Half a billion people scroll through Instagram daily. And to some of those peoples’ dismay and others’ envy, a small percentage of Instagrammers have made a career out of it. They are a select class of mostly millennial model-types whose interesting lives and devoted followers have made them attractive allies for exposure of hungry brands.
Anyone with a social media account can claim to be an influencer, but only the cream of the crop get the royal treatment. Invitations to swanky parties, hefty sums of money and all-inclusive stays at luxury hotels have all been forked over in exchange for exposure on the 'gram. But when there’s smoke, there’s fire. And when people scroll past their umpteenth #Ad pic of a sandy beach or stunning balcony view, a few of them think: That should be me.
As a consequence of this modern marketing strategy, droves of attempted influencers have risen from the woodwork. Accounts with nary a follower and barren comment fields have been bombarding luxury hotels, both local and abroad, with requests for free rooms and services.
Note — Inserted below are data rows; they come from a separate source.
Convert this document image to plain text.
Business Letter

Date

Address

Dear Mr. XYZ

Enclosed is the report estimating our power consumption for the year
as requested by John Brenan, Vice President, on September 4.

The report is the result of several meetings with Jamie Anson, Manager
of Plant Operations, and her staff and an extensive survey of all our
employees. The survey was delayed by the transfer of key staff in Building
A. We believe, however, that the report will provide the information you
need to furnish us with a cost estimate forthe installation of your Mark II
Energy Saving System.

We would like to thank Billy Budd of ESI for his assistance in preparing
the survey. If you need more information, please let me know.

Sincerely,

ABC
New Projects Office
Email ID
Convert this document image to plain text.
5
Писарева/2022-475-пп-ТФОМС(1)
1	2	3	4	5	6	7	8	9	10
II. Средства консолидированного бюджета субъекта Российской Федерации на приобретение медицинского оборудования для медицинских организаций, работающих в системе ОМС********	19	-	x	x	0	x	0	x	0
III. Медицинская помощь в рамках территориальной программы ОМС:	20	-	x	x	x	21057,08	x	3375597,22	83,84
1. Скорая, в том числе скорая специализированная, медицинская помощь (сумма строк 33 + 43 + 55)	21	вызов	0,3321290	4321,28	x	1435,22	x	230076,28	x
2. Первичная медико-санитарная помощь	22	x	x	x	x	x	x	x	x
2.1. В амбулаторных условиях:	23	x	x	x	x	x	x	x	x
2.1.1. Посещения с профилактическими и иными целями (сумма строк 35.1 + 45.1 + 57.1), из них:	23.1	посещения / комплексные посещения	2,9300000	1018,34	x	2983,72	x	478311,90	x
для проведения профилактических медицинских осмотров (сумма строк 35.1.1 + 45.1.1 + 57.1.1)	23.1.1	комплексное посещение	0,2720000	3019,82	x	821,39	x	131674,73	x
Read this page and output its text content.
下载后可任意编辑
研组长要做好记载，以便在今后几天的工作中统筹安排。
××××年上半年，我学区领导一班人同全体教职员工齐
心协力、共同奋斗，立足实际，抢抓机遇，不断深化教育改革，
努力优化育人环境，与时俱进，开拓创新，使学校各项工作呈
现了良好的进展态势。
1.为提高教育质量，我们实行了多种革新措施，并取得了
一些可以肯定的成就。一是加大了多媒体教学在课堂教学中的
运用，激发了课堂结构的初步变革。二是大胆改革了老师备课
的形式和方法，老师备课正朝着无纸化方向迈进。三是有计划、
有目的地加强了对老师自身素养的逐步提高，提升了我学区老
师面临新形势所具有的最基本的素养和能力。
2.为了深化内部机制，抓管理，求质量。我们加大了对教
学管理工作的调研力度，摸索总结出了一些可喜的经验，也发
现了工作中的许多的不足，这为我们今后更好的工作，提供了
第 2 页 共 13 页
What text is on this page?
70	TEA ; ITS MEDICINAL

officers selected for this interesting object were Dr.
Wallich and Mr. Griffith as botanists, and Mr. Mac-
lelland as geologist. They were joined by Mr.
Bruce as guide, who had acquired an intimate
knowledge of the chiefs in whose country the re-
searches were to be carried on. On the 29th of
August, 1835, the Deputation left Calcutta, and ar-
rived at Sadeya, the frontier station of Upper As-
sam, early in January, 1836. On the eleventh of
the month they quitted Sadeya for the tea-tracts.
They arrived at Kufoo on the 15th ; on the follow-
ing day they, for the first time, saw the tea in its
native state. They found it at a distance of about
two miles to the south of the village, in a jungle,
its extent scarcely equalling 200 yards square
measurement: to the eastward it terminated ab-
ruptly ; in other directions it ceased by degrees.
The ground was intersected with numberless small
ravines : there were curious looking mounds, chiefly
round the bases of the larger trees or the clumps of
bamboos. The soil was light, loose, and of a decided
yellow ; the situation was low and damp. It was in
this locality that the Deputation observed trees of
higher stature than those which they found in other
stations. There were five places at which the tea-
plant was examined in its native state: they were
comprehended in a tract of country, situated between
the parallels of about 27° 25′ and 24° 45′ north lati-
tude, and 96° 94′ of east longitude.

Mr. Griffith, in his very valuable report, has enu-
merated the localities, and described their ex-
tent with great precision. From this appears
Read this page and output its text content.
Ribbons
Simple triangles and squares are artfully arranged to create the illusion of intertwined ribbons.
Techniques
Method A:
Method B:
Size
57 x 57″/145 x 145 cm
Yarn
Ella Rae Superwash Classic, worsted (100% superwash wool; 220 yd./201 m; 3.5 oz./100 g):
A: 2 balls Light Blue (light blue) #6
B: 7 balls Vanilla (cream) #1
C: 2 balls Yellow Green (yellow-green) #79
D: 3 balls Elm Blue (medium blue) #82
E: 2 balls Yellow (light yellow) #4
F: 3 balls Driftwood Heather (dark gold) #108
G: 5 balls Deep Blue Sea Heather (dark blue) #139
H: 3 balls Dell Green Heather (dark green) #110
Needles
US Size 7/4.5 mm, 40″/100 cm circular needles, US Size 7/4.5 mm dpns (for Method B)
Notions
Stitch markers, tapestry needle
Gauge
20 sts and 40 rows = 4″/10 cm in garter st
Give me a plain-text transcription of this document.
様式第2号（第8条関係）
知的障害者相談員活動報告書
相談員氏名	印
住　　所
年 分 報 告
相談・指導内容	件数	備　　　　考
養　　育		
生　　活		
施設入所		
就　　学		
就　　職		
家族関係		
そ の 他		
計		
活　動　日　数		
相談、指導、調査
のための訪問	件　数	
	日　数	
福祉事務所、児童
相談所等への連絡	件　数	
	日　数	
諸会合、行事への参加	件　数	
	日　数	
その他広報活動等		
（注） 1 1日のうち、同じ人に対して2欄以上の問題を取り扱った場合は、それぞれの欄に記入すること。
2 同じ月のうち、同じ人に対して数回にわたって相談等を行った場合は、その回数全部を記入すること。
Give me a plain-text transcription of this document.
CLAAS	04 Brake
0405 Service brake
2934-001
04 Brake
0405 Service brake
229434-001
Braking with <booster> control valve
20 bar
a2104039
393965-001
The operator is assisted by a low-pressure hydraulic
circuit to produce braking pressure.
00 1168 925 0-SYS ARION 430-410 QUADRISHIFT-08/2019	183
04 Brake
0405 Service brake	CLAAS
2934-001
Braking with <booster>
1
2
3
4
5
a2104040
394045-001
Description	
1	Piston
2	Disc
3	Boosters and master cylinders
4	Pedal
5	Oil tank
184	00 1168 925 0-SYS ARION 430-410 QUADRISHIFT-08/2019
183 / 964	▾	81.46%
“Yes, we get them on a daily basis,” says Joselyn Vides, corporate manager of social media at Hotel ZaZa, adding that the hotel doesn’t normally engage influencers but had in recent months.
Clint Young, guest services manager at the Belmont Hotel Dallas, says Belmont also receives regular requests from dubious Instagram mavens.
“Oftentimes they forget to change the specifics in their emails, and I receive emails that have obviously been drafted to other hotels and have pasted my info in,” he says. “Frankly, we take very few of them seriously. We still charge a rate, never trading for exposure.”
While this nuisance may fill up hotels' spam folders across DFW, the general idea of leveraging the impact of influencers has proved sound in the industry. Tanner Culbertson, senior account executive at MCA Public Relations, says partnerships with notable influencers, leveraged properly, typically have a successful return on investment for hotel brands. Her company has worked with The Statler Dallas, The Sheraton Hotel Dallas and Hotel Lumen, among other local establishments.
“These days, anyone can consider themselves an influencer, so it’s important that the social media figure proves themselves as legitimate before we can consider a collaboration,” Culbertson says. “These partnerships do work if the goal is to increase awareness on the digital space, so long as the expectations on both ends are discussed and met.”
Culbertson says clear expectations and research are keys to ensuring a successful partnership. Prospective influencers must show a proven track record, go through a rigorous vetting process, and adhere to MCA’s strict guidelines and criteria to be considered for one of its clients.